'Last chance' as Storm players separate - Sports News - Fanatics - the world's biggest events

'Last chance' as Storm players separate

By Guy Hand 01/10/2008 11:35:15 AM Comments (0)

Players waiting in the Melbourne Storm departure lounge are hoping to leave the club with first-class tickets after Sunday's NRL grand final.

Star centre Israel Folau, retiring stalwart Matt Geyer, hardman Michael Crocker and tough forwards Jeremy Smith and Antonio Kaufusi are among those leaving the club at season's end.

And there's a growing feeling among a group of players galvanised by being displaced northerners in AFL-mad Melbourne and the club's run-ins with officialdom in recent weeks, that this is a last chance to do something special before they go their separate ways.

"It's a special week for us - the last time we play together - and we want to try and make the grand final as special as possible," said Folau, who heads home to Brisbane next season to play for the Broncos on a megabucks deal.

"I'm not sure how I'm going to cope with that (leaving), but it's going to be pretty special if we win two grand finals.

"It's going to be pretty hard leaving the club. It's hard to think about, and it's hard not to think about. They've done so much for me."

Crocker heads for a lucrative deal in England after a career-defining stint in Melbourne, and wants nothing more than to make it back-to-back premierships before he leaves.

"It does motivate you. You never have the chance to play with that exact playing group again," he said.

"To have the chance to go out with a grand final win with a group of players you basically call your brothers, it'd be nice."

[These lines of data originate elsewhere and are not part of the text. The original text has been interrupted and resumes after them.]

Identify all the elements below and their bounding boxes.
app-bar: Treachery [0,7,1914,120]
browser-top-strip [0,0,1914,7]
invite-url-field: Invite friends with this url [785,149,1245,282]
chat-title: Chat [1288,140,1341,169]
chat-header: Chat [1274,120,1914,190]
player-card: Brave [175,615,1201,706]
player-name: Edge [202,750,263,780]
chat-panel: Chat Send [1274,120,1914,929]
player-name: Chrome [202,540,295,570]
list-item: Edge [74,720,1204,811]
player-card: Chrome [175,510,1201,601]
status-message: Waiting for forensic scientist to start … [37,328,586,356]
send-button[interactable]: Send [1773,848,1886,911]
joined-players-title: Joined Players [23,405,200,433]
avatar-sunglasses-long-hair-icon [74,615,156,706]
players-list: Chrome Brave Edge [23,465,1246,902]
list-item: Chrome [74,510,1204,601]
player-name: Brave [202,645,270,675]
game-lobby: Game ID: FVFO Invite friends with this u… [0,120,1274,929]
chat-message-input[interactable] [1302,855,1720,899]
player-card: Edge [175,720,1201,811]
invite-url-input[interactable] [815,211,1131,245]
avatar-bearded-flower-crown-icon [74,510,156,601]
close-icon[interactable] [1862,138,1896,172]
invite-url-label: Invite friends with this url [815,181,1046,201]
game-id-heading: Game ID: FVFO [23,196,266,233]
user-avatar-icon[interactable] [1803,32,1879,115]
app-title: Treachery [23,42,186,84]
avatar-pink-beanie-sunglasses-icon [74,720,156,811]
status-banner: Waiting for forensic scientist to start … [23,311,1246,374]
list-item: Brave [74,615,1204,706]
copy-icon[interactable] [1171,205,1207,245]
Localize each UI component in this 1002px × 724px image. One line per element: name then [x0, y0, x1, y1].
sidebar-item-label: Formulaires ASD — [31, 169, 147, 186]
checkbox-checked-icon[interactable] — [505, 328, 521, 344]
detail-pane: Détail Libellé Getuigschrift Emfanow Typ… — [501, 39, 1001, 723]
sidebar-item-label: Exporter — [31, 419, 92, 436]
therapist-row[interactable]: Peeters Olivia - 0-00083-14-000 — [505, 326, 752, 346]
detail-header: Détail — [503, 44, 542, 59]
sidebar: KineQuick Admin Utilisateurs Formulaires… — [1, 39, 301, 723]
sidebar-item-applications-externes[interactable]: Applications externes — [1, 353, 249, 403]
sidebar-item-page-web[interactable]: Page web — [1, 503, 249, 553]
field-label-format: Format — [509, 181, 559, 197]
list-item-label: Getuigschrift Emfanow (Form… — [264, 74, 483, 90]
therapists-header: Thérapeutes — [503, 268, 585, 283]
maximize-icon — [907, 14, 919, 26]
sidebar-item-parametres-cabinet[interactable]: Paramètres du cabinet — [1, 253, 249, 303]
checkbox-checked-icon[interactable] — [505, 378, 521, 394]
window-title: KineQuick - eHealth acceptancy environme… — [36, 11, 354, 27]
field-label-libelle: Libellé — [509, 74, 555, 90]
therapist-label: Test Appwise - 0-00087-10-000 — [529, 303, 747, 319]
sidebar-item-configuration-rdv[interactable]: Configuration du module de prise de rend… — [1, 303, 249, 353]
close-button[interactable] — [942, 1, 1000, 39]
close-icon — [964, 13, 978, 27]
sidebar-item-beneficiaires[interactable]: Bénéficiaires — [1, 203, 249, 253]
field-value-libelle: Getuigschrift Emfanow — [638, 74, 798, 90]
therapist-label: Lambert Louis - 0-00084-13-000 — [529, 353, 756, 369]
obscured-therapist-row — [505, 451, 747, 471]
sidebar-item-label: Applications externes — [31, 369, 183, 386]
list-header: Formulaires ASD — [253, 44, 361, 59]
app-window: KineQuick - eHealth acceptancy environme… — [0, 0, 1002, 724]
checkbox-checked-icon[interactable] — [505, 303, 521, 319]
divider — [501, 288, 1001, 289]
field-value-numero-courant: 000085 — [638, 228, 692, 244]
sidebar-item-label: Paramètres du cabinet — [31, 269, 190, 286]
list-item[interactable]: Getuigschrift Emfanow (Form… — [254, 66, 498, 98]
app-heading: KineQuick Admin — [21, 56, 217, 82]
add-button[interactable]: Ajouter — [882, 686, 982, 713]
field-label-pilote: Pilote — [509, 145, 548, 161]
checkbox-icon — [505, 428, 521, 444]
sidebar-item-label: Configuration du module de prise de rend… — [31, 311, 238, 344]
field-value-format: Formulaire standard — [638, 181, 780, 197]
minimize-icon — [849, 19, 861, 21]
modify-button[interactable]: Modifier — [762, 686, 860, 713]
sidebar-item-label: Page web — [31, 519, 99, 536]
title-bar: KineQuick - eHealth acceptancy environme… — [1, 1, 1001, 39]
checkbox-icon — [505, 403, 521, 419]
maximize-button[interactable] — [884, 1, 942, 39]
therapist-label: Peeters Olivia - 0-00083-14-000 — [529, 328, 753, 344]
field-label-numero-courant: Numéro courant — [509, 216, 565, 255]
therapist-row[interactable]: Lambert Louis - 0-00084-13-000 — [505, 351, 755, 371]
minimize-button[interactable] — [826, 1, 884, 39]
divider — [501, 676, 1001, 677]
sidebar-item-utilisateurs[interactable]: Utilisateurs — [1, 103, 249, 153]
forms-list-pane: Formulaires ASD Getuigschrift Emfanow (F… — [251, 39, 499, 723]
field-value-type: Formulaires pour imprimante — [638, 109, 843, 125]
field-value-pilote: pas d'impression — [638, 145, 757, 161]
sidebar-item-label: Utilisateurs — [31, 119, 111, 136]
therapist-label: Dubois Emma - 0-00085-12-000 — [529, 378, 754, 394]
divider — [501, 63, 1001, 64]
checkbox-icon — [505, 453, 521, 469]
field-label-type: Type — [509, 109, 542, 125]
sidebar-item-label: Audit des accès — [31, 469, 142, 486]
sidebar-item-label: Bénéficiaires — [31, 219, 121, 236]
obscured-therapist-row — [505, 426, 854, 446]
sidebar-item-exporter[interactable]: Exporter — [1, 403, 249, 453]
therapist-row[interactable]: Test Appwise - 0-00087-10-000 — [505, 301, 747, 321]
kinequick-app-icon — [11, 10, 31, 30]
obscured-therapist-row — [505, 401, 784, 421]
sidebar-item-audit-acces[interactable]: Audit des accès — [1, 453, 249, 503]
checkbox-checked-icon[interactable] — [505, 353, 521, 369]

Most of Melbourne's players point to the added spur of winning the grand final for Geyer, the Storm's last remaining foundation player, who brings down the curtain on his decade in Melbourne win or lose against Manly on Sunday.

Geyer is aiming for his third premiership with the club, having played in the 1999 grand final win as well as last year's.

"We like to think of ourselves as a tight-knit unit, and I don't think there's one definitive thing that's brought us together," Geyer said.

"Most of us have been together for six years. Over those six years, you put little pieces of the puzzle together and you hope it comes together on the day."